Özellikle facebook ve twitter adının geçtiği yerlerde reklama girmesin diye kullanılan yeni medya terimi.
(bkz: sosyal medya ve derinleşen bataklık)

http://www.sosyalmedyahab...a-ve-derinlesen-bataklik/
internetin popüler lakabi. özellikle medya ahalisi hep bu tanimi kullanir. sosyal medyaymis. ama dogru, televizyonlar asosyal oldu tabi.
günümüzde, internet ve dünyada güncelliğini kaybetmek istemeyen bireylerin takip etmesinin şart olduğu, yeni, taze ve dinamik medya aracı.
kişiler arasında haber alma ve aktarma hızına dayalı sağladığı sözde özgürlük, daha büyük bir bağlamdaki köleliği doğurmuş yeni reklamcılık alanıdır.

Yüzeysel bilgi alanı olan internette fikirsiz eylemlere derin manalar yüklenmesi ancak bir sürü psikolojisi ve yönlendirmenin ürünüdür.

internetin sağladığı özgürlük alanı aslında görünmeyen bir biçimde belirli kalıplara girmeyi emrediyor.

sosyal medyaya Silikon Vadisi'ndeki kapitalistlerin pembe gözlüklerinden bakmamak gerekiyor. Medya üzerindeki takip gücü düşük olan maddi anlamda gelişmemiş ülkelerde zaten teknolojik araçları kullanma oranı da epey düşük. Bu bağlamda sosyal medya gelişmiş ülkelerde daima devlet mekanizmasının gizli veya açık kontrolü, takibi altındadır.

Sosyal medyanın ülkelerdeki köklü değişimler üzerinde bir etkisi vardır fakat bu etki olumlu ve olumsuz yönleri barındırır.

Bu özgürlük alanı insanlara düşünmeden karar verebilme yetisini kazandırmıştır. Bütün dünyayı bir merkezde toplayabilmeye aday bir yapının o kadar da masum hizmetler yapacağını düşünmek çok anlamsız olur.

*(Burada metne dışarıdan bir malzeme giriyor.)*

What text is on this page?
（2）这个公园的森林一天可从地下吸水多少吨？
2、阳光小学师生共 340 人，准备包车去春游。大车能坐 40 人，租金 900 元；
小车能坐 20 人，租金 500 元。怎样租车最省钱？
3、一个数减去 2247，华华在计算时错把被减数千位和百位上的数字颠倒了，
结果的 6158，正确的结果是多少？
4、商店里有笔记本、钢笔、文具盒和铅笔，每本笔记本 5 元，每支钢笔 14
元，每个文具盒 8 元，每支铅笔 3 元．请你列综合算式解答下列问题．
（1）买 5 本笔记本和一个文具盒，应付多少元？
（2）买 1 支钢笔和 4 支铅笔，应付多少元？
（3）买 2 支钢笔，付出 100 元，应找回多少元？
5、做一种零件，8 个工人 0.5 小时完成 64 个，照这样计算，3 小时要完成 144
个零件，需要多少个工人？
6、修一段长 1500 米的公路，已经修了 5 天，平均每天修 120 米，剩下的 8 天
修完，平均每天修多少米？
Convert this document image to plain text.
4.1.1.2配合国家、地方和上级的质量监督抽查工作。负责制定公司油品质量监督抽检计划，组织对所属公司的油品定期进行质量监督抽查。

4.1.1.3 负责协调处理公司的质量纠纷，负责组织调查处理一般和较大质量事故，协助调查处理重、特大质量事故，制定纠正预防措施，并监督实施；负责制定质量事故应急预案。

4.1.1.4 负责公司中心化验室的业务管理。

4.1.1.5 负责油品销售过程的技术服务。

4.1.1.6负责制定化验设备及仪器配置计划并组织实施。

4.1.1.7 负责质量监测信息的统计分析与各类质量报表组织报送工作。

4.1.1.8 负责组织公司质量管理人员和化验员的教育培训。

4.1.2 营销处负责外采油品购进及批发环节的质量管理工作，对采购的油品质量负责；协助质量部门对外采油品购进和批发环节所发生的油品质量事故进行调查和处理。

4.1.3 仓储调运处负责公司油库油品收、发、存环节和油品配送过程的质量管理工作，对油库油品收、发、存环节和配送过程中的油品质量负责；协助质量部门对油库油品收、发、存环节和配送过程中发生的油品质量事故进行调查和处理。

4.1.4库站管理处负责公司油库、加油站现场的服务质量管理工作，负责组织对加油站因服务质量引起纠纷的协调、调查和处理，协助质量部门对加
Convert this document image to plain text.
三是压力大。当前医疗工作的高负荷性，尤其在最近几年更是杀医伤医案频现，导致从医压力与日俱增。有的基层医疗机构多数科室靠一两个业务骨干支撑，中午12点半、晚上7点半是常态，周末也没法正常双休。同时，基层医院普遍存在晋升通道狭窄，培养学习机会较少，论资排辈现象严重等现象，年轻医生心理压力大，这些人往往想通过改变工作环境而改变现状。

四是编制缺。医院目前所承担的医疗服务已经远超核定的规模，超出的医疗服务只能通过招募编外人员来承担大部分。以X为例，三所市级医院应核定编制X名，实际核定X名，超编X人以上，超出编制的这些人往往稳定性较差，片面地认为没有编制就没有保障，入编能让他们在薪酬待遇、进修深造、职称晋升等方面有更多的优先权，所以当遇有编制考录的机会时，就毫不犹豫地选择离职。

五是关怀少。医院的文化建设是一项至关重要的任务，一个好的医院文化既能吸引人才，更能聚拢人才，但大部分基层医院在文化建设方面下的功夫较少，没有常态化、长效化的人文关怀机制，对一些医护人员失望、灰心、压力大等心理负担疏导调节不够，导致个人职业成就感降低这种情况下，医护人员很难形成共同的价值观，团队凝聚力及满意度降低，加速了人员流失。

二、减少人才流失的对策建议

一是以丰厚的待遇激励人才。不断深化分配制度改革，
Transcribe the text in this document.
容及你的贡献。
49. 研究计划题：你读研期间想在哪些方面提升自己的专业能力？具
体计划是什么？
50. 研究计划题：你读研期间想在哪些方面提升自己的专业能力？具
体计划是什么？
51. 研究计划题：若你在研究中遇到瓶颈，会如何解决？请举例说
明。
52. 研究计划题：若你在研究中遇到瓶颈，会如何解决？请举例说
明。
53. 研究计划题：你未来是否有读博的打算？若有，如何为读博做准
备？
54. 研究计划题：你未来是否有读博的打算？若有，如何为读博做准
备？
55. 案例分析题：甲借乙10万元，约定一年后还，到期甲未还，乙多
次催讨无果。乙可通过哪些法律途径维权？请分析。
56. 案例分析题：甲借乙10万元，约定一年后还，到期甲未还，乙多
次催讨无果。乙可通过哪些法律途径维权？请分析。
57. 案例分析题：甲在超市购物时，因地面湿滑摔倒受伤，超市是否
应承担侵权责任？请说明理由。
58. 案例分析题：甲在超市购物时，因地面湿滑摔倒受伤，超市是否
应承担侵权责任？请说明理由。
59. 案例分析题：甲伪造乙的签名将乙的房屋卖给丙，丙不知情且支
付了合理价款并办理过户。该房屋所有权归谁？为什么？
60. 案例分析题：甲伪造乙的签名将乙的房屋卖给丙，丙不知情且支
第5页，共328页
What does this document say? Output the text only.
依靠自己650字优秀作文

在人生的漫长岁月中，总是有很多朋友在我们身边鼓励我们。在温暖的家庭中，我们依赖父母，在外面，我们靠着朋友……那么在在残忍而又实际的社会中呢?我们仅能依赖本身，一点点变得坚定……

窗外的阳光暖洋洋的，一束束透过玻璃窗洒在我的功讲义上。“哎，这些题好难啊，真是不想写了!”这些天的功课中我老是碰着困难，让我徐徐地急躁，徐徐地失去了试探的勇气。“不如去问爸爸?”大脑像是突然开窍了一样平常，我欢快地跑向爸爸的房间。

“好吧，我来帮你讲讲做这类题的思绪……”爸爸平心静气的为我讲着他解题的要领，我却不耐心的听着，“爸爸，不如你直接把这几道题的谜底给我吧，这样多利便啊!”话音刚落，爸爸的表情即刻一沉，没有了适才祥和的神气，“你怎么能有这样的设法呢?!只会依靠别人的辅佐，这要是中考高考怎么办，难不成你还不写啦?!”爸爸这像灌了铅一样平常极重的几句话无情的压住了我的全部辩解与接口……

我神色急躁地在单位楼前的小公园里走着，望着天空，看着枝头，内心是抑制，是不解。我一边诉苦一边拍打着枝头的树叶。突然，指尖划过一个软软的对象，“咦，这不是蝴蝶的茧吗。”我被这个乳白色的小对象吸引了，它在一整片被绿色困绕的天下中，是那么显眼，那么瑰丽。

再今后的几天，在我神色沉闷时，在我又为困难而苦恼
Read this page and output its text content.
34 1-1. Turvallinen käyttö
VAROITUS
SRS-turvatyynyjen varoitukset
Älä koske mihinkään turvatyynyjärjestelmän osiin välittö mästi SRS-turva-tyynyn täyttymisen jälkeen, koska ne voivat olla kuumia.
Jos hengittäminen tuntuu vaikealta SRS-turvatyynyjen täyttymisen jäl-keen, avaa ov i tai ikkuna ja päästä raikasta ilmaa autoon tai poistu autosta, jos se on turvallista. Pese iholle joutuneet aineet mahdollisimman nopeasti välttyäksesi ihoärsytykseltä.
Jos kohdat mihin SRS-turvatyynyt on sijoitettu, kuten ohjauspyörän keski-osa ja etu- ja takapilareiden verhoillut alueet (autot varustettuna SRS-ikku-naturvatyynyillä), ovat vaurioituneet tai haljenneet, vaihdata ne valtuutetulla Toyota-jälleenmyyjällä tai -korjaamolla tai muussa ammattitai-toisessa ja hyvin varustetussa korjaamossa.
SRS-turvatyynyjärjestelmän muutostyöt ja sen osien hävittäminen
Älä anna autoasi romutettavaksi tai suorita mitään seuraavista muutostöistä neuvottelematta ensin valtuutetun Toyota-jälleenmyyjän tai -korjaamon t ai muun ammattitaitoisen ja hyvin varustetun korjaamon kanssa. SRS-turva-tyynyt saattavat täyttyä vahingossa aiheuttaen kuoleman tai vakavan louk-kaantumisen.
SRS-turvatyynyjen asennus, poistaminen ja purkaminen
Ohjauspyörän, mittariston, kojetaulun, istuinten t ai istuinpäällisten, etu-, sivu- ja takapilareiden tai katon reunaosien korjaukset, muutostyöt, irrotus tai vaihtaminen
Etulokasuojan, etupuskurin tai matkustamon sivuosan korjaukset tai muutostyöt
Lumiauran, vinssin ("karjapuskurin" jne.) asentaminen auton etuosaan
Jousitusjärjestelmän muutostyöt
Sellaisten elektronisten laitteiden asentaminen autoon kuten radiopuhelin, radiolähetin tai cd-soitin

Sosyal medya, hap niyetine alınan en basit bilgileri kişilerin oluşan fikir dünyalarına mihenk taşı olarak yerleştirmiştir. Bir yazarın, iki gazetecinin sözüne fikir inşa eden insanlar bugün en küçük olayda milyonlarca olup sokağa taşabilmektedir.

içerisinde nefret söylemi barındıran birçok ifade sosyal medya aracılığıyla salondaki rahat koltuklardan binlerce insana ulabilmekte. Özgürlük denilen bu çerçeve, bir kanaat hürriyetina değil insanlık suçlarına zemin hazırlıyor.

Dünya düzeninin milyonlara özgürlük sağladığını ve bu alanlardan da devrimlere yürüneceğini düşünmek yine ne saçma bir varsayım. Evet artık daha özgürürüz, burada bir etkinlik yapıp milyonlarca kişi olacağız.

Bir yıl sonra geriye baktığında "geçen sene bir milyon kişi neden biraraya gelmiştik ya?" diyecek milyon tane fikirsiz insan...
Içinde facebook . Twitter , internet gazeteleri , internet sözlükleri , vs olduğu mini dünya.
17.11.2011 tarihli programında ismet berkan ın inci sözlük için "küfür ediyorlar" yakıştırmasının yapmasının akabinde ekranda beliren twitter ekranında "inci sözlük nereye küfür ediyo amk keltoşu" twitinin belirmesiyle izleyicileri gülme komasına sokmuş, trt nin alışılagelmiş gaflarından birinin görülmesi sebebiyle keyiflendirmiş (trt yi sevmiyoruz zira) program.

ismet berksan ın tüm bu küfürlerden habersiz entel yorumlarına devam etmesi gülme krizini ikiye katladı tabi.
farkındalığı ve fikir özgürlüğünün sınırlarını kanırtıyor olmasının, arkadaş dürtmekten daha işlevsel olduğu gerçeği daha büyük kitleler tarafından keşfedildiğinde; 7 milyarın kaderini elinde bulunduran bir avuç zibidinin canını az buçuk sıkacak olan nimet.

fakat bizden evvelki 3 nesilden beri televizyonu bile doğru dürüst kullanamayan organizmalar olduğumuz gerçeğini düşünürsek; o zibidiler, birkaç nesil daha apış arası yelleyemeye devam edecek gibi görünüyor.